NURANIMEDIA.ID, Jakarta – Kenaikan suku bunga acuan Bank Indonesia (BI Rate) menjadi 5,75 persen diperkirakan akan menjadi tantangan baru bagi industri properti nasional. Kenaikan biaya pinjaman diprediksi tidak hanya membebani pengembang, tetapi juga mengurangi kemampuan masyarakat membeli rumah melalui fasilitas Kredit Pemilikan Rumah (KPR).

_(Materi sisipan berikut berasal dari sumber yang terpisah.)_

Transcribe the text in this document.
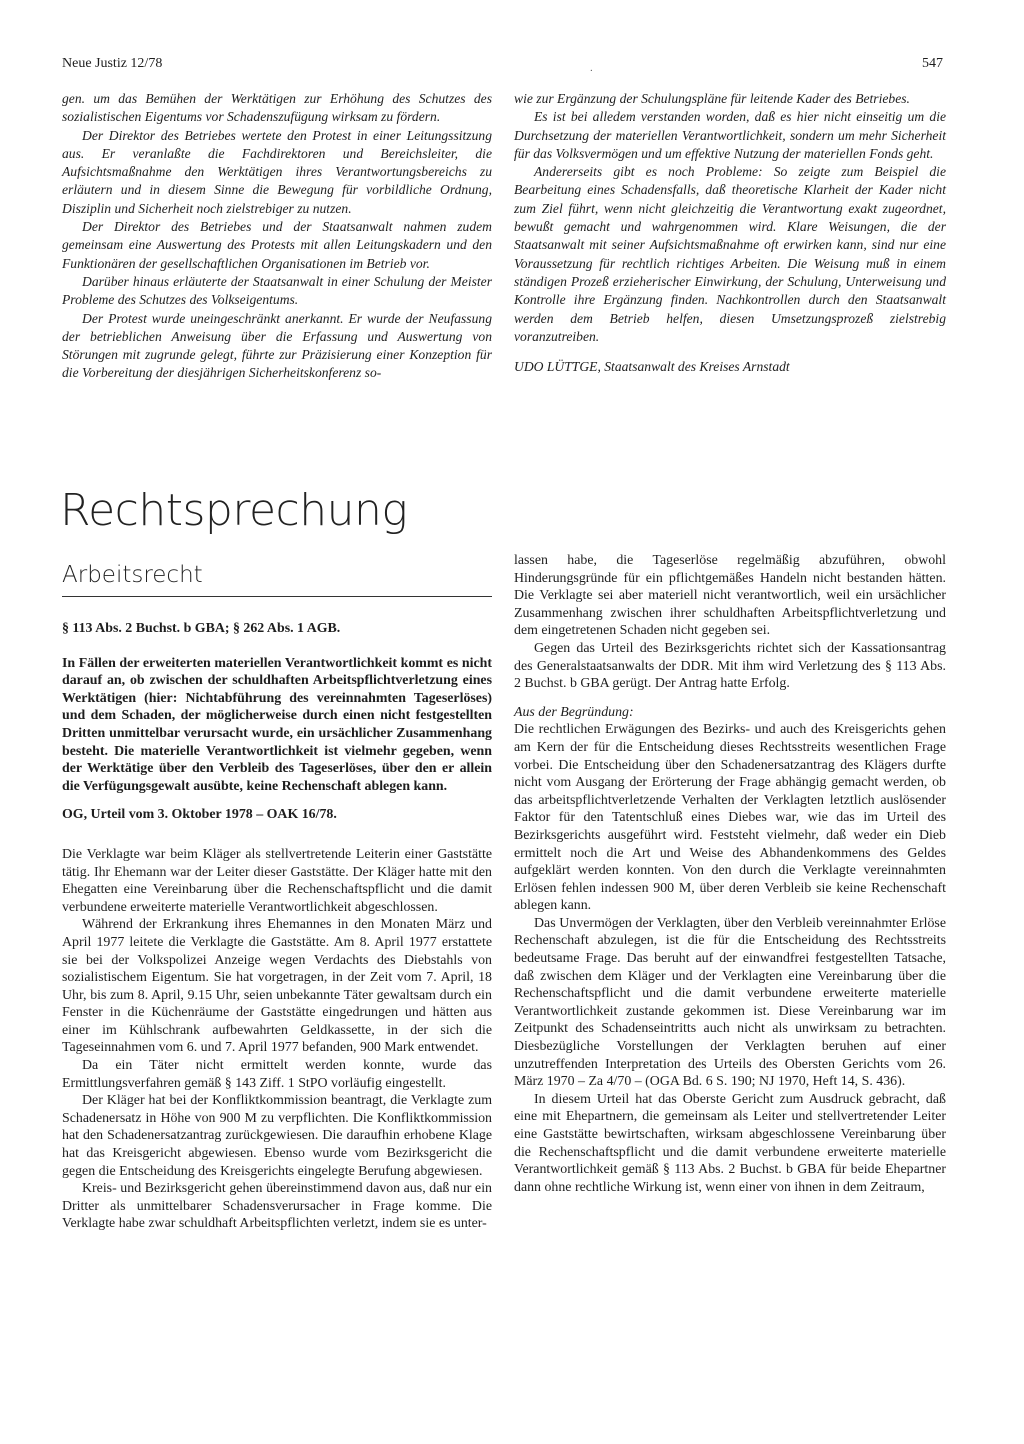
Neue Justiz 12/78	.	547

gen. um das Bemühen der Werktätigen zur Erhöhung des Schutzes des sozialistischen Eigentums vor Schadenszufügung wirksam zu fördern.

Der Direktor des Betriebes wertete den Protest in einer Leitungssitzung aus. Er veranlaßte die Fachdirektoren und Bereichsleiter, die Aufsichtsmaßnahme den Werktätigen ihres Verantwortungsbereichs zu erläutern und in diesem Sinne die Bewegung für vorbildliche Ordnung, Disziplin und Sicherheit noch zielstrebiger zu nutzen.

Der Direktor des Betriebes und der Staatsanwalt nahmen zudem gemeinsam eine Auswertung des Protests mit allen Leitungskadern und den Funktionären der gesellschaftlichen Organisationen im Betrieb vor.

Darüber hinaus erläuterte der Staatsanwalt in einer Schulung der Meister Probleme des Schutzes des Volkseigentums.

Der Protest wurde uneingeschränkt anerkannt. Er wurde der Neufassung der betrieblichen Anweisung über die Erfassung und Auswertung von Störungen mit zugrunde gelegt, führte zur Präzisierung einer Konzeption für die Vorbereitung der diesjährigen Sicherheitskonferenz so-

wie zur Ergänzung der Schulungspläne für leitende Kader des Betriebes.

Es ist bei alledem verstanden worden, daß es hier nicht einseitig um die Durchsetzung der materiellen Verantwortlichkeit, sondern um mehr Sicherheit für das Volksvermögen und um effektive Nutzung der materiellen Fonds geht.

Andererseits gibt es noch Probleme: So zeigte zum Beispiel die Bearbeitung eines Schadensfalls, daß theoretische Klarheit der Kader nicht zum Ziel führt, wenn nicht gleichzeitig die Verantwortung exakt zugeordnet, bewußt gemacht und wahrgenommen wird. Klare Weisungen, die der Staatsanwalt mit seiner Aufsichtsmaßnahme oft erwirken kann, sind nur eine Voraussetzung für rechtlich richtiges Arbeiten. Die Weisung muß in einem ständigen Prozeß erzieherischer Einwirkung, der Schulung, Unterweisung und Kontrolle ihre Ergänzung finden. Nachkontrollen durch den Staatsanwalt werden dem Betrieb helfen, diesen Umsetzungsprozeß zielstrebig voranzutreiben.

UDO LÜTTGE, Staatsanwalt des Kreises Arnstadt

Rechtsprechung
Arbeitsrecht

§ 113 Abs. 2 Buchst. b GBA; § 262 Abs. 1 AGB.

In Fällen der erweiterten materiellen Verantwortlichkeit kommt es nicht darauf an, ob zwischen der schuldhaften Arbeitspflichtverletzung eines Werktätigen (hier: Nichtabführung des vereinnahmten Tageserlöses) und dem Schaden, der möglicherweise durch einen nicht festgestellten Dritten unmittelbar verursacht wurde, ein ursächlicher Zusammenhang besteht. Die materielle Verantwortlichkeit ist vielmehr gegeben, wenn der Werktätige über den Verbleib des Tageserlöses, über den er allein die Verfügungsgewalt ausübte, keine Rechenschaft ablegen kann.

OG, Urteil vom 3. Oktober 1978 – OAK 16/78.

Die Verklagte war beim Kläger als stellvertretende Leiterin einer Gaststätte tätig. Ihr Ehemann war der Leiter dieser Gaststätte. Der Kläger hatte mit den Ehegatten eine Vereinbarung über die Rechenschaftspflicht und die damit verbundene erweiterte materielle Verantwortlichkeit abgeschlossen.

Während der Erkrankung ihres Ehemannes in den Monaten März und April 1977 leitete die Verklagte die Gaststätte. Am 8. April 1977 erstattete sie bei der Volkspolizei Anzeige wegen Verdachts des Diebstahls von sozialistischem Eigentum. Sie hat vorgetragen, in der Zeit vom 7. April, 18 Uhr, bis zum 8. April, 9.15 Uhr, seien unbekannte Täter gewaltsam durch ein Fenster in die Küchenräume der Gaststätte eingedrungen und hätten aus einer im Kühlschrank aufbewahrten Geldkassette, in der sich die Tageseinnahmen vom 6. und 7. April 1977 befanden, 900 Mark entwendet.

Da ein Täter nicht ermittelt werden konnte, wurde das Ermittlungsverfahren gemäß § 143 Ziff. 1 StPO vorläufig eingestellt.

Der Kläger hat bei der Konfliktkommission beantragt, die Verklagte zum Schadenersatz in Höhe von 900 M zu verpflichten. Die Konfliktkommission hat den Schadenersatzantrag zurückgewiesen. Die daraufhin erhobene Klage hat das Kreisgericht abgewiesen. Ebenso wurde vom Bezirksgericht die gegen die Entscheidung des Kreisgerichts eingelegte Berufung abgewiesen.

Kreis- und Bezirksgericht gehen übereinstimmend davon aus, daß nur ein Dritter als unmittelbarer Schadensverursacher in Frage komme. Die Verklagte habe zwar schuldhaft Arbeitspflichten verletzt, indem sie es unter-

lassen habe, die Tageserlöse regelmäßig abzuführen, obwohl Hinderungsgründe für ein pflichtgemäßes Handeln nicht bestanden hätten. Die Verklagte sei aber materiell nicht verantwortlich, weil ein ursächlicher Zusammenhang zwischen ihrer schuldhaften Arbeitspflichtverletzung und dem eingetretenen Schaden nicht gegeben sei.

Gegen das Urteil des Bezirksgerichts richtet sich der Kassationsantrag des Generalstaatsanwalts der DDR. Mit ihm wird Verletzung des § 113 Abs. 2 Buchst. b GBA gerügt. Der Antrag hatte Erfolg.

Aus der Begründung:

Die rechtlichen Erwägungen des Bezirks- und auch des Kreisgerichts gehen am Kern der für die Entscheidung dieses Rechtsstreits wesentlichen Frage vorbei. Die Entscheidung über den Schadenersatzantrag des Klägers durfte nicht vom Ausgang der Erörterung der Frage abhängig gemacht werden, ob das arbeitspflichtverletzende Verhalten der Verklagten letztlich auslösender Faktor für den Tatentschluß eines Diebes war, wie das im Urteil des Bezirksgerichts ausgeführt wird. Feststeht vielmehr, daß weder ein Dieb ermittelt noch die Art und Weise des Abhandenkommens des Geldes aufgeklärt werden konnten. Von den durch die Verklagte vereinnahmten Erlösen fehlen indessen 900 M, über deren Verbleib sie keine Rechenschaft ablegen kann.

Das Unvermögen der Verklagten, über den Verbleib vereinnahmter Erlöse Rechenschaft abzulegen, ist die für die Entscheidung des Rechtsstreits bedeutsame Frage. Das beruht auf der einwandfrei festgestellten Tatsache, daß zwischen dem Kläger und der Verklagten eine Vereinbarung über die Rechenschaftspflicht und die damit verbundene erweiterte materielle Verantwortlichkeit zustande gekommen ist. Diese Vereinbarung war im Zeitpunkt des Schadenseintritts auch nicht als unwirksam zu betrachten. Diesbezügliche Vorstellungen der Verklagten beruhen auf einer unzutreffenden Interpretation des Urteils des Obersten Gerichts vom 26. März 1970 – Za 4/70 – (OGA Bd. 6 S. 190; NJ 1970, Heft 14, S. 436).

In diesem Urteil hat das Oberste Gericht zum Ausdruck gebracht, daß eine mit Ehepartnern, die gemeinsam als Leiter und stellvertretender Leiter eine Gaststätte bewirtschaften, wirksam abgeschlossene Vereinbarung über die Rechenschaftspflicht und die damit verbundene erweiterte materielle Verantwortlichkeit gemäß § 113 Abs. 2 Buchst. b GBA für beide Ehepartner dann ohne rechtliche Wirkung ist, wenn einer von ihnen in dem Zeitraum,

Bank Indonesia menaikkan BI Rate sebesar 100 basis poin dalam kurun satu bulan, dari 4,75 persen menjadi 5,75 persen. Kebijakan ini diyakini akan diikuti kenaikan suku bunga kredit perbankan, termasuk kredit konstruksi dan KPR.
Dampak paling awal diperkirakan dirasakan pengembang properti yang sebelumnya agresif melakukan ekspansi melalui pembiayaan konstruksi. Dengan bunga pinjaman yang lebih tinggi, biaya proyek meningkat dan dapat menggerus keuntungan perusahaan.
Di sisi lain, konsumen juga menghadapi tantangan yang tidak kalah berat. Kenaikan bunga KPR akan membuat cicilan rumah semakin mahal sehingga berpotensi menurunkan minat masyarakat membeli hunian.